RE: Using ParallelReader over large immutable index and small updatable index

Posted by Alexey Lef <al...@sciquest.com>.
We use MultiSearcher for a similar scenario. This way you can keep the Searcher/Reader for the read-only index alive and refresh the small index Searcher whenever an update is made. If you have any cached filters, they are mapped to a Reader, so the cached filters for the big index will stay alive as well.
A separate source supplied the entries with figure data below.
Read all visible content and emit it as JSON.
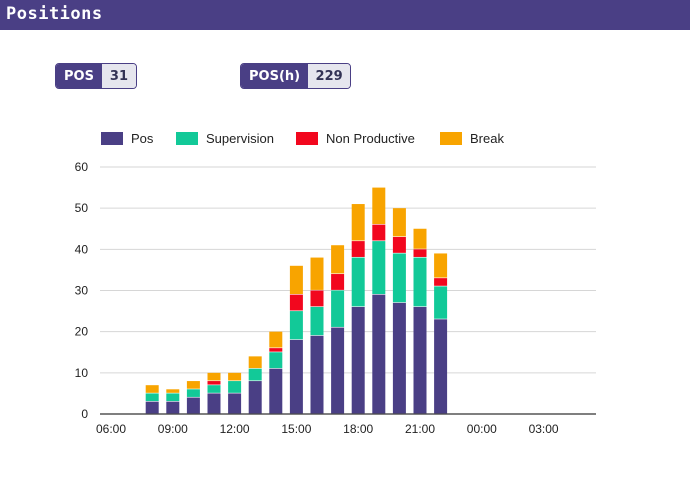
{
  "header": {
    "title": "Positions"
  },
  "kpis": {
    "pos": {
      "label": "POS",
      "value": "31"
    },
    "posh": {
      "label": "POS(h)",
      "value": "229"
    }
  },
  "chart_data": {
    "type": "bar",
    "stacked": true,
    "legend_position": "top-left",
    "grid": true,
    "ylim": [
      0,
      60
    ],
    "y_ticks": [
      0,
      10,
      20,
      30,
      40,
      50,
      60
    ],
    "x_tick_labels": [
      "06:00",
      "09:00",
      "12:00",
      "15:00",
      "18:00",
      "21:00",
      "00:00",
      "03:00"
    ],
    "categories": [
      "06:00",
      "07:00",
      "08:00",
      "09:00",
      "10:00",
      "11:00",
      "12:00",
      "13:00",
      "14:00",
      "15:00",
      "16:00",
      "17:00",
      "18:00",
      "19:00",
      "20:00",
      "21:00",
      "22:00",
      "23:00",
      "00:00",
      "01:00",
      "02:00",
      "03:00",
      "04:00",
      "05:00"
    ],
    "series": [
      {
        "name": "Pos",
        "color": "#4a3f85",
        "values": [
          0,
          0,
          3,
          3,
          4,
          5,
          5,
          8,
          11,
          18,
          19,
          21,
          26,
          29,
          27,
          26,
          23,
          0,
          0,
          0,
          0,
          0,
          0,
          0
        ]
      },
      {
        "name": "Supervision",
        "color": "#12c998",
        "values": [
          0,
          0,
          2,
          2,
          2,
          2,
          3,
          3,
          4,
          7,
          7,
          9,
          12,
          13,
          12,
          12,
          8,
          0,
          0,
          0,
          0,
          0,
          0,
          0
        ]
      },
      {
        "name": "Non Productive",
        "color": "#f2071e",
        "values": [
          0,
          0,
          0,
          0,
          0,
          1,
          0,
          0,
          1,
          4,
          4,
          4,
          4,
          4,
          4,
          2,
          2,
          0,
          0,
          0,
          0,
          0,
          0,
          0
        ]
      },
      {
        "name": "Break",
        "color": "#f8a400",
        "values": [
          0,
          0,
          2,
          1,
          2,
          2,
          2,
          3,
          4,
          7,
          8,
          7,
          9,
          9,
          7,
          5,
          6,
          0,
          0,
          0,
          0,
          0,
          0,
          0
        ]
      }
    ]
  }
}
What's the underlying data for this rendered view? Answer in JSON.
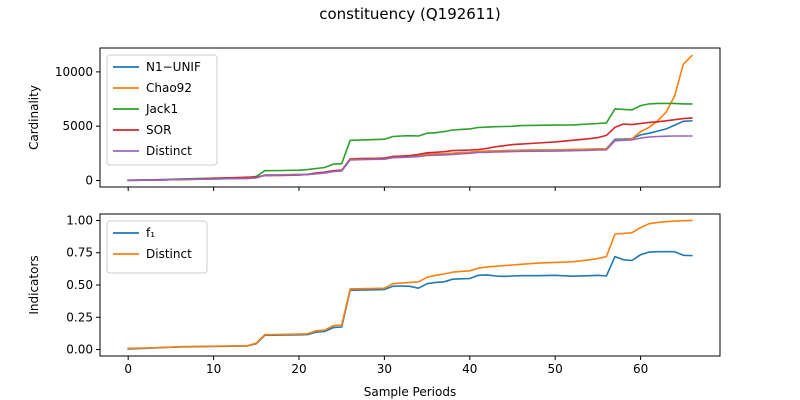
{
  "figure": {
    "title": "constituency (Q192611)",
    "xlabel": "Sample Periods"
  },
  "chart_data": [
    {
      "type": "line",
      "ylabel": "Cardinality",
      "xlim": [
        -3.3,
        69.3
      ],
      "ylim": [
        -600,
        12200
      ],
      "xticks": [
        0,
        10,
        20,
        30,
        40,
        50,
        60
      ],
      "yticks": [
        0,
        5000,
        10000
      ],
      "ytick_labels": [
        "0",
        "5000",
        "10000"
      ],
      "show_xtick_labels": false,
      "grid": false,
      "legend_position": "upper-left",
      "x": [
        0,
        2,
        4,
        6,
        8,
        10,
        12,
        14,
        15,
        16,
        18,
        20,
        21,
        22,
        23,
        24,
        25,
        26,
        28,
        30,
        31,
        32,
        33,
        34,
        35,
        36,
        37,
        38,
        39,
        40,
        41,
        42,
        43,
        44,
        45,
        46,
        48,
        50,
        52,
        54,
        55,
        56,
        57,
        58,
        59,
        60,
        61,
        62,
        63,
        64,
        65,
        66
      ],
      "series": [
        {
          "name": "N1−UNIF",
          "color": "#1f77b4",
          "values": [
            20,
            30,
            50,
            90,
            120,
            150,
            170,
            200,
            260,
            500,
            520,
            540,
            560,
            650,
            720,
            860,
            920,
            2000,
            2030,
            2060,
            2200,
            2230,
            2250,
            2300,
            2400,
            2430,
            2460,
            2500,
            2560,
            2600,
            2680,
            2700,
            2720,
            2740,
            2760,
            2790,
            2800,
            2810,
            2840,
            2880,
            2910,
            2930,
            3800,
            3820,
            3870,
            4200,
            4350,
            4550,
            4750,
            5100,
            5450,
            5500
          ]
        },
        {
          "name": "Chao92",
          "color": "#ff7f0e",
          "values": [
            20,
            30,
            50,
            90,
            120,
            150,
            170,
            200,
            260,
            500,
            520,
            540,
            560,
            650,
            720,
            860,
            920,
            2000,
            2030,
            2060,
            2200,
            2230,
            2250,
            2300,
            2400,
            2430,
            2460,
            2500,
            2560,
            2600,
            2680,
            2700,
            2720,
            2740,
            2760,
            2790,
            2800,
            2810,
            2840,
            2880,
            2910,
            2930,
            3700,
            3750,
            3850,
            4500,
            4900,
            5500,
            6300,
            7800,
            10700,
            11500
          ]
        },
        {
          "name": "Jack1",
          "color": "#2ca02c",
          "values": [
            30,
            50,
            80,
            140,
            180,
            210,
            240,
            260,
            380,
            900,
            920,
            950,
            1000,
            1100,
            1200,
            1500,
            1550,
            3700,
            3750,
            3800,
            4050,
            4100,
            4120,
            4100,
            4350,
            4400,
            4500,
            4650,
            4700,
            4750,
            4880,
            4920,
            4950,
            4970,
            4990,
            5050,
            5080,
            5100,
            5120,
            5200,
            5250,
            5300,
            6600,
            6550,
            6500,
            6900,
            7050,
            7100,
            7100,
            7100,
            7050,
            7050
          ]
        },
        {
          "name": "SOR",
          "color": "#d62728",
          "values": [
            20,
            40,
            60,
            100,
            140,
            200,
            250,
            300,
            320,
            450,
            470,
            500,
            560,
            700,
            760,
            900,
            950,
            1950,
            2000,
            2050,
            2200,
            2250,
            2300,
            2400,
            2550,
            2600,
            2650,
            2750,
            2780,
            2800,
            2850,
            2950,
            3100,
            3200,
            3300,
            3350,
            3450,
            3550,
            3700,
            3850,
            3950,
            4150,
            4900,
            5200,
            5150,
            5250,
            5350,
            5400,
            5500,
            5600,
            5700,
            5750
          ]
        },
        {
          "name": "Distinct",
          "color": "#9467bd",
          "values": [
            20,
            30,
            50,
            90,
            110,
            140,
            160,
            190,
            240,
            480,
            500,
            520,
            540,
            620,
            680,
            820,
            870,
            1900,
            1930,
            1960,
            2100,
            2130,
            2150,
            2200,
            2300,
            2330,
            2360,
            2400,
            2460,
            2500,
            2580,
            2600,
            2620,
            2640,
            2660,
            2690,
            2700,
            2710,
            2740,
            2780,
            2810,
            2830,
            3650,
            3700,
            3750,
            3900,
            4000,
            4050,
            4080,
            4100,
            4100,
            4100
          ]
        }
      ]
    },
    {
      "type": "line",
      "ylabel": "Indicators",
      "xlim": [
        -3.3,
        69.3
      ],
      "ylim": [
        -0.05,
        1.05
      ],
      "xticks": [
        0,
        10,
        20,
        30,
        40,
        50,
        60
      ],
      "xtick_labels": [
        "0",
        "10",
        "20",
        "30",
        "40",
        "50",
        "60"
      ],
      "yticks": [
        0,
        0.25,
        0.5,
        0.75,
        1.0
      ],
      "ytick_labels": [
        "0.00",
        "0.25",
        "0.50",
        "0.75",
        "1.00"
      ],
      "grid": false,
      "legend_position": "upper-left",
      "x": [
        0,
        2,
        4,
        6,
        8,
        10,
        12,
        14,
        15,
        16,
        18,
        20,
        21,
        22,
        23,
        24,
        25,
        26,
        28,
        30,
        31,
        32,
        33,
        34,
        35,
        36,
        37,
        38,
        39,
        40,
        41,
        42,
        43,
        44,
        45,
        46,
        48,
        50,
        52,
        54,
        55,
        56,
        57,
        58,
        59,
        60,
        61,
        62,
        63,
        64,
        65,
        66
      ],
      "series": [
        {
          "name": "f₁",
          "color": "#1f77b4",
          "values": [
            0.005,
            0.01,
            0.015,
            0.02,
            0.022,
            0.024,
            0.026,
            0.028,
            0.045,
            0.11,
            0.112,
            0.114,
            0.116,
            0.135,
            0.14,
            0.17,
            0.175,
            0.46,
            0.462,
            0.465,
            0.49,
            0.492,
            0.49,
            0.475,
            0.51,
            0.52,
            0.525,
            0.545,
            0.548,
            0.55,
            0.575,
            0.578,
            0.57,
            0.567,
            0.57,
            0.572,
            0.572,
            0.575,
            0.568,
            0.572,
            0.575,
            0.57,
            0.72,
            0.695,
            0.69,
            0.735,
            0.755,
            0.758,
            0.758,
            0.758,
            0.73,
            0.728
          ]
        },
        {
          "name": "Distinct",
          "color": "#ff7f0e",
          "values": [
            0.01,
            0.012,
            0.016,
            0.022,
            0.024,
            0.026,
            0.028,
            0.03,
            0.05,
            0.115,
            0.117,
            0.12,
            0.122,
            0.145,
            0.15,
            0.185,
            0.19,
            0.47,
            0.472,
            0.475,
            0.51,
            0.515,
            0.52,
            0.525,
            0.56,
            0.575,
            0.585,
            0.6,
            0.605,
            0.61,
            0.63,
            0.64,
            0.645,
            0.65,
            0.655,
            0.66,
            0.67,
            0.675,
            0.68,
            0.695,
            0.705,
            0.72,
            0.895,
            0.9,
            0.905,
            0.945,
            0.975,
            0.985,
            0.99,
            0.995,
            0.998,
            1.0
          ]
        }
      ]
    }
  ]
}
The only (small) problem I have found so far is how MultiSearcher handles custom Similarity (see https://issues.apache.org/jira/browse/LUCENE-789). 

Hope this helps,

Alexey 

-----Original Message-----
From: Andy Liu [mailto:andyliu1227@gmail.com] 
Sent: Tuesday, March 06, 2007 3:34 PM
To: java-user@lucene.apache.org
Subject: Using ParallelReader over large immutable index and small updatable index

Is there a working solution out there that would let me use ParallelReader
to search over a large, immutable index and a smaller, auxillary index that
is updated frequently?  Currently, from my understanding, the ParallelReader
fails when one of the indexes is updated because the document ID's get out
of synch.  Using ParallelReader in this way is attractive for me because it
would allow me to quickly make updates to only the fields that change.

The alternative is to use one index.  However, an update would require me to
delete the entire document (which is quite large in my application) and
reinsert it after making updates.  This requires a lot more I/O and is a lot
slower, and I'd like to avoid this if possible.

I can think of other alternatives, but all involve storing data and/or
bitsets in memory, which is not very scalable.  I need to be able to handle
millions of documents.

I'm also open to any solution that don't involve ParallelReader that would
help me make quick updates in the most non-disruptive and scalable fashion.
But it just seems that ParallelReader would be perfect for me needs, if I
can get past this issue.

I've seen posts about this issue on the list, but nothing pointing to a
solution.  Can somebody help me out?